Although many Landlords and Tenants are fair with each other, I have run into some uncomfortable situations. I asked my friend Russ Jacobs, a real estate attorney, to give me some rules about laws as it relates to the return of security deposits.
Q: When must a landlord return a security deposit to the tenant?
A: According to the strict procedures laid out in Florida Statute Section 83.49, the landlord must either:
a) return the security deposit within 15 days after the tenant moves out; or
b) within 30 days from the move out date and notify the tenant in Writing by
certified mail to the tenant’s last known mailing address of the landlord’s intention to impose a claim on the deposit. The Landlord must provide detailed reasons for imposing the claim.
Q: What are the Tenant’s options after they receive the landlord’s written notification?

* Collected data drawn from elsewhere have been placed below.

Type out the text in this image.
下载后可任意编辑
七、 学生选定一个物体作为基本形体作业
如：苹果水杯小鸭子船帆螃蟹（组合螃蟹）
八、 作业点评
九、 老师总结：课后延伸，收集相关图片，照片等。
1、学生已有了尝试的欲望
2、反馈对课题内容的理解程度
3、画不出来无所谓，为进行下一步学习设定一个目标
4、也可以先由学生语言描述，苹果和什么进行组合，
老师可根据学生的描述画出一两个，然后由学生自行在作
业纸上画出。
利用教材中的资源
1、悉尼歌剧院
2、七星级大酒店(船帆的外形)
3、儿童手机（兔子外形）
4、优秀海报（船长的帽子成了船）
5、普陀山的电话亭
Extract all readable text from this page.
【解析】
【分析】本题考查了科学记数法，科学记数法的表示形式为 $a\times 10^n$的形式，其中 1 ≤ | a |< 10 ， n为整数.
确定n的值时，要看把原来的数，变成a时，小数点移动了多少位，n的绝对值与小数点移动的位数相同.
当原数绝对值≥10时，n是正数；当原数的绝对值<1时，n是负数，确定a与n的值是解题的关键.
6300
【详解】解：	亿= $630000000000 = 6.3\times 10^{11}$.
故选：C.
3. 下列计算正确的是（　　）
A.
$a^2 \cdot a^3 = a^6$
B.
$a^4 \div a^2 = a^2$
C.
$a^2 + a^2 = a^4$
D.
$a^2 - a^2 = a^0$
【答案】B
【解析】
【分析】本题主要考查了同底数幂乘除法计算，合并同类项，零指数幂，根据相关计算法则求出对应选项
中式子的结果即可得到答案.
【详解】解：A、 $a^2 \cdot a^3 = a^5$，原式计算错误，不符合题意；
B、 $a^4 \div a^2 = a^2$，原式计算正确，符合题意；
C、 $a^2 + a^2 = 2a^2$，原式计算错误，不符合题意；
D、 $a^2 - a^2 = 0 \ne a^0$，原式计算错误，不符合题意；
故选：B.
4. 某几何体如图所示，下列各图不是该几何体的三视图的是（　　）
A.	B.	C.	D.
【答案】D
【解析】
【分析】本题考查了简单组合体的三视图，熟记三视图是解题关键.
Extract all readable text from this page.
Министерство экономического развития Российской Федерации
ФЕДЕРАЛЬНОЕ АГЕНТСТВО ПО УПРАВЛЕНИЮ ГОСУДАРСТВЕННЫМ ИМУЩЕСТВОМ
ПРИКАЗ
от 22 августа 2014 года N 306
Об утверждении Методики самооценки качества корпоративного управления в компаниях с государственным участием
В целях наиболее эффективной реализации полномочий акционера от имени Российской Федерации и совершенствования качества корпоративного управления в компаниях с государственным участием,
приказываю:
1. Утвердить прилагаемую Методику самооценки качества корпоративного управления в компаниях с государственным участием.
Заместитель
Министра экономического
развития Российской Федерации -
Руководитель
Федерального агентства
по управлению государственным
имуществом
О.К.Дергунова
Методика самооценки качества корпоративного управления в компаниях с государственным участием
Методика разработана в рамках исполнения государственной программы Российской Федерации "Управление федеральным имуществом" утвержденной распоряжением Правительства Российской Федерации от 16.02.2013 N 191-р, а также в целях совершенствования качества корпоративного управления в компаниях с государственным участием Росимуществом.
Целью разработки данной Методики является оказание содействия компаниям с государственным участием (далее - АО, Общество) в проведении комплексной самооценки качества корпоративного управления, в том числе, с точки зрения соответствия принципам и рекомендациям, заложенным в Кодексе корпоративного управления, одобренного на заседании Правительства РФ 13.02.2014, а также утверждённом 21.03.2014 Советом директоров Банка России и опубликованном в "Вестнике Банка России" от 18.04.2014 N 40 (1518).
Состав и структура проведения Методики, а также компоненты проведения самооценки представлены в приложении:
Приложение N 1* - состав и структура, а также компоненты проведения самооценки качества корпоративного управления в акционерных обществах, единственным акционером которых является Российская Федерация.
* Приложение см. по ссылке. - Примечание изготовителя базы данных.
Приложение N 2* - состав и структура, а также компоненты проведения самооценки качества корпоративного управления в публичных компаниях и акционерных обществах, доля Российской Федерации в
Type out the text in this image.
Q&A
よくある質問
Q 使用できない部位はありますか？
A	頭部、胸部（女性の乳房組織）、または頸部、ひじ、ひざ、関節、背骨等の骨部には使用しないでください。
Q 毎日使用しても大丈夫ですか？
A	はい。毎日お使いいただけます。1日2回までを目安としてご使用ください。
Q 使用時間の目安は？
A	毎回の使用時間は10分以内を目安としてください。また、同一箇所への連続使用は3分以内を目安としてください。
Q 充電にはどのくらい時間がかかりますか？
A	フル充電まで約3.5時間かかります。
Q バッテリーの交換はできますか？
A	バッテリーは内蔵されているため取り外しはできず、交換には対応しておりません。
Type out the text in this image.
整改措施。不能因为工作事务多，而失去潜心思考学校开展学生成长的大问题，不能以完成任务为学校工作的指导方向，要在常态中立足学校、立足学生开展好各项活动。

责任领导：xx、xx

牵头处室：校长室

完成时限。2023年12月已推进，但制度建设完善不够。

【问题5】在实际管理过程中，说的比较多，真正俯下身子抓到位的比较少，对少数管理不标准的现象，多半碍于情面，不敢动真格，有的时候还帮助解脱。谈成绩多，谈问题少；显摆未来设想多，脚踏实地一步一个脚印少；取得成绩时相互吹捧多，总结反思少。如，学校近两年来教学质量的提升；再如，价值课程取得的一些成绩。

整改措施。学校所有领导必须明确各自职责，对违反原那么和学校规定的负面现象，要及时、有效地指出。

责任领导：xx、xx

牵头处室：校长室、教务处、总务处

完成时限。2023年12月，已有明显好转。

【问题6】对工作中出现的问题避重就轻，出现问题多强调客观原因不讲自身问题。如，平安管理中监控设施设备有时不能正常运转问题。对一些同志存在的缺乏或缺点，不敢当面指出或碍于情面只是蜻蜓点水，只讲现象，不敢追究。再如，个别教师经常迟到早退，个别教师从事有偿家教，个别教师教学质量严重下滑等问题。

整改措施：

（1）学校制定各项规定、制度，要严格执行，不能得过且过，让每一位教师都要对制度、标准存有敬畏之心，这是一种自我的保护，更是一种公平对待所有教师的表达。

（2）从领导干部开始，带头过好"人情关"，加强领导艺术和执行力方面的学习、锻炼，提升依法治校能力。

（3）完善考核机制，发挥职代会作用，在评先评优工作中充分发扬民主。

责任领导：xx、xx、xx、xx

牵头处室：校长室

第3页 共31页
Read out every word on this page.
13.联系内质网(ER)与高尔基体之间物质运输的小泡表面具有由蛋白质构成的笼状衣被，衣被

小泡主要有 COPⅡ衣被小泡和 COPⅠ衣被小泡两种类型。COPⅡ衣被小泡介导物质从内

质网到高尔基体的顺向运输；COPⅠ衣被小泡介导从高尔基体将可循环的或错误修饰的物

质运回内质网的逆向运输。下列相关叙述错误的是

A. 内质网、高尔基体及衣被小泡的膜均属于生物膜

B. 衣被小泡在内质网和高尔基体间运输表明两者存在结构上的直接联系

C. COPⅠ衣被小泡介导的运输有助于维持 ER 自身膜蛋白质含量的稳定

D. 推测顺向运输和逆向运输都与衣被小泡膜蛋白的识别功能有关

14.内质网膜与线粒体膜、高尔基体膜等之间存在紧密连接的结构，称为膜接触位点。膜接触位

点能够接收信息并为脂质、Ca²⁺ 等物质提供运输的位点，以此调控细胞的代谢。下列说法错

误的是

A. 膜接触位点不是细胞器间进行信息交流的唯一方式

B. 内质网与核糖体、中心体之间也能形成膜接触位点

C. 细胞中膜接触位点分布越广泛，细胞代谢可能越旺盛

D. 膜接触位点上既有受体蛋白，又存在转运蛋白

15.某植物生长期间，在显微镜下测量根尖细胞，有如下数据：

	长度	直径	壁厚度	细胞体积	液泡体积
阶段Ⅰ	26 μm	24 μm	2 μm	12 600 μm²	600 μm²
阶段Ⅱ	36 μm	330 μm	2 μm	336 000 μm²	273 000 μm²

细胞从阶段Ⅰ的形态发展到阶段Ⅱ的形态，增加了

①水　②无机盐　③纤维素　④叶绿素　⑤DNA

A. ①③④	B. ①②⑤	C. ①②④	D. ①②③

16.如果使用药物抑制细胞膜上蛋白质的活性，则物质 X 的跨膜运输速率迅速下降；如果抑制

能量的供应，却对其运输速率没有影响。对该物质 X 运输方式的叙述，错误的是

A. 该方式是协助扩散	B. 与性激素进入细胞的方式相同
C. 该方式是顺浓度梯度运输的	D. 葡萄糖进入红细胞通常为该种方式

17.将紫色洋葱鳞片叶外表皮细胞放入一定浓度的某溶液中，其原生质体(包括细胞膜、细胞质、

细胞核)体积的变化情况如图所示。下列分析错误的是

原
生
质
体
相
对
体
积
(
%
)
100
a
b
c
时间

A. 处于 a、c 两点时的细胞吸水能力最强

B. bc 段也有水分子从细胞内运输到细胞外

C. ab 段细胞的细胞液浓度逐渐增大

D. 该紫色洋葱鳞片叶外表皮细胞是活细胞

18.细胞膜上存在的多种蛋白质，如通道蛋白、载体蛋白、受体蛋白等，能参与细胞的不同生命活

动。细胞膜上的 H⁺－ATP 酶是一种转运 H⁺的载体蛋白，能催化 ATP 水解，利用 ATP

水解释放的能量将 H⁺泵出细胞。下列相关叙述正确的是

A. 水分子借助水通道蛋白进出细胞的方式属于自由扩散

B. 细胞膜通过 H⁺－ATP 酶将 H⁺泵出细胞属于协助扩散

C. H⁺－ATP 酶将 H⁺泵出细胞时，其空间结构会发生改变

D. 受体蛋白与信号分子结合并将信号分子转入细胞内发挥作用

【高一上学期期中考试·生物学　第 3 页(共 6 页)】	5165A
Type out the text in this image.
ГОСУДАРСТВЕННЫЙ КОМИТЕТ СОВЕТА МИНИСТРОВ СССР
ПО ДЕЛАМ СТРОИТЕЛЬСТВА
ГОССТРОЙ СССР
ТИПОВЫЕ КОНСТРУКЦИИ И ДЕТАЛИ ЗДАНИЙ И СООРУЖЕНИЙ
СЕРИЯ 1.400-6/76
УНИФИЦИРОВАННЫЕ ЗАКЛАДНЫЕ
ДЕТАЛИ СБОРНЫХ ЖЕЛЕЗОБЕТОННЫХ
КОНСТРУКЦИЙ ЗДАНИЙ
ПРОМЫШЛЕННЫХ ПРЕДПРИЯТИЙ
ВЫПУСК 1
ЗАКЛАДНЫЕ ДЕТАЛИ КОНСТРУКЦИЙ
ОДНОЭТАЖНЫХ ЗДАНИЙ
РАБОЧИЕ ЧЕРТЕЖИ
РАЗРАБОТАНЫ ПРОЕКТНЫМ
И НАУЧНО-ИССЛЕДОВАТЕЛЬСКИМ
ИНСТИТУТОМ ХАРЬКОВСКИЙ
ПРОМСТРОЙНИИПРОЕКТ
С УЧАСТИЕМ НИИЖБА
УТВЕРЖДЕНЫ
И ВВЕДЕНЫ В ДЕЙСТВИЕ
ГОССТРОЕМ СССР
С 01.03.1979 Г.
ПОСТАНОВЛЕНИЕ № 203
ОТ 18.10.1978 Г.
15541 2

A: After the tenant receives the notification from the landlord notifying them of the intent to claim rights to the deposit held, the tenant has 15 days to object to the claim. The objection must be in writing and sent via certified mail. If the tenant fails to object within the 15 days, then the landlord may proceed to apply the security deposit to the damages claimed.
Q: What happens when the Landlord fails to give the required notice within the 30-day period?
A: The landlord forfeits the right to make a claim upon the security deposit and may not seek a setoff against the deposit, however the Landlord may file an action for damages in a court of law after the return of the deposit. But, the most important point is that regardless of whether Landlord has legitimate reasons to claim rights to the security deposit, landlord must act within the required time period or return the deposit to the tenant.
Q: What happens when the Landlord neither notifies nor returns the deposit to the tenant within the required period in Florida or where there is a dispute over the amount due?
A: When the landlord fails to return the deposit or there is a dispute over the amount due, the tenant may proceed to file a lawsuit. The tenant can either hire a landlord-tenant attorney or file without an attorney. If the amount intended to be recovered is less than $5,000, the tenant can file lawsuit in a Florida Small claims court.>Under Florida law, if either the landlord or the tenant files lawsuit to claim rights to the security deposit, the prevailing party has the right to recover his or her court costs plus a reasonable fee for his or her attorney. Landlords or Tenants who fail to follow the required procedures outlined above might find themselves in situations where court costs and attorney’s fees might be significantly more than the amount of the security deposit.
Ensure that you have a knowledgeable realtor and attorney, so in the event there are issues with the security deposit, there are people in your corner.